The Changing Quality Management System
Import notification, traceability and the imminent requirement of country of origin labels are changes that are molding the quality management system of the future, say Lawrence and Mary Ann Platt, a husband and wife team who run RQA Inc. and CNS/FOODSAFE, two Darien, Ill., firms that help keep a variety of manufacturers and retail operations on the quality-and-safety straight and narrow.
The Bioterrorism Act, the Platts say, is perhaps the newest in a long line of adjustments for the food industry that all add up to identity preservation.
“Companies want assurances that everything from the seeds in the ground all the way through the final product has been audited, certified, checked, and that there are documents that say this has been done, says Lawrence Platt, president of RQA. “So, identity preservation is going to be a very large activity in the next few years.”
When contacted by Food Quality, the Platts had their hands full with 10 recalls. On a daily basis, they see a variety of things that were somewhat afterthoughts five to 10 years ago, but are now areas of contention that can potentially obliterate identity and brand preservation.
Aside from the regulatory influence, testing methodology and rapid microbiology methods are much better these days, and this has created a greater public awareness of emerging pathogens, allergens, labeling and cross contamination.
That awareness, Mary Ann Platt says, has increased the tendency for litigation when damage is done.
“After the Jack in the Box incident, it brought what could happen to the forefront,” she says. “It created a different level of consumer awareness. Then, you saw lawyers identifying this as an opportunity area and then you started to see some awards in court.”

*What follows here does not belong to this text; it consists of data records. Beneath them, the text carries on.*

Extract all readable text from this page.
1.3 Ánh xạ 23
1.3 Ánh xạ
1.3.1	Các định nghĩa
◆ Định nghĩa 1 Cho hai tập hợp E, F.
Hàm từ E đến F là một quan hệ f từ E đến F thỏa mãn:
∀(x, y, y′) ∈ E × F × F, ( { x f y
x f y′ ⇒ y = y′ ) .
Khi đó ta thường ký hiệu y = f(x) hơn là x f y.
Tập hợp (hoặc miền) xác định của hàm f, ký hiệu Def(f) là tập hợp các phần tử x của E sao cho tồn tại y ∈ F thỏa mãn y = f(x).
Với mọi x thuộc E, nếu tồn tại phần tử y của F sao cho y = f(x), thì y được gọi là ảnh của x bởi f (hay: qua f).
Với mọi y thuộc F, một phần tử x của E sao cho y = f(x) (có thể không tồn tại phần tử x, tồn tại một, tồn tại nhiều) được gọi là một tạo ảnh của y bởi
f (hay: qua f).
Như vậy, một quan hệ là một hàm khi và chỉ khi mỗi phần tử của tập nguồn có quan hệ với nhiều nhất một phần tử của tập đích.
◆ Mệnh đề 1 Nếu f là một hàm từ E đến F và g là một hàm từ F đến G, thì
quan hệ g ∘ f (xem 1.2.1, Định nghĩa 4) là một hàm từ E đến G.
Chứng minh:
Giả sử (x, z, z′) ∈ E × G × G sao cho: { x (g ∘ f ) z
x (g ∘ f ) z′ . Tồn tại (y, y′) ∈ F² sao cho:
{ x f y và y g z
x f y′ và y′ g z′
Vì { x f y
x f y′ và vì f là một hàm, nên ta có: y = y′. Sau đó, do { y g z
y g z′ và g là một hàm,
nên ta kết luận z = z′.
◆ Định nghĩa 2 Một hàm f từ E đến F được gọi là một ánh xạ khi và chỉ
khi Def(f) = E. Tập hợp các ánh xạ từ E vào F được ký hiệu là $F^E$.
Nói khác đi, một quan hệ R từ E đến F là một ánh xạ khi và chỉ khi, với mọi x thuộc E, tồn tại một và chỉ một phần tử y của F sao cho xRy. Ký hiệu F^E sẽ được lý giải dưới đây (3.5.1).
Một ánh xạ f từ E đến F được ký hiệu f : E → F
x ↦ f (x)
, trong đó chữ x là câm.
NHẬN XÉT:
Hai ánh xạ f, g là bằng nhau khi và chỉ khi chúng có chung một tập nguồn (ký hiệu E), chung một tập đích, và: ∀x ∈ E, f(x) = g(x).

The Seattle, Wash., law firm, Marler Clark, aggressively pursues foodborne illness and food-related lawsuits. At the time of this report, the Web site, www.marlerclark.com, had a number of news items ranging from “Men suing Chi-Chi’s for Hepatitis Soup” to “How Safe is Cafeteria Food?”
The Web site also sponsored numerous links, one of which was Outbreak Inc., a Seattle consulting company based on “a radical notion that the same lawyers who sue on behalf of victims of foodborne illness are best suited to help responsible companies” with food safety challenges.
The threat of litigation isn’t the only thing shaping the quality management system of the future, and over the last five years, there has also been a reemphasis on protocols to ensure recalls are implemented correctly.
Insurance companies that sell recall insurance are contracting companies like RQA to conduct pre-policy assessment for contaminated product or recall coverage. Essentially, the insurance companies require a due diligence from food companies to ensure a recall plan is in place and that it functions correctly in the event of an incident.
“A lot of times, a company has a recall plan, but it can’t execute it, so it has us go in prior to the policy and verify that. And if there are gaps, we assist those companies to make the plans work. Then, we verify the execution by doing a mock recall,” Lawrence Platt adds.
“There’s much more of an effort going toward preventive activities and crisis planning versus actually just having a problem with a product and getting it back,” he says, adding that Europe has mandated that companies selling products in the European market must have a recall plan.
The Next Chapter
So what will the next 10 years bring for food quality and safety?
Presently, there was some degree of regulatory cross-pollination going on between the food and pharmaceutical industries. The food industry has found that certain portions of protocols, like 21 CFR Part 11, which deals with electronic record and documents, can be applied in food plants. The interest on the part of the pharmaceutical industry has been piqued and it is now asking, “What’s HACCP?”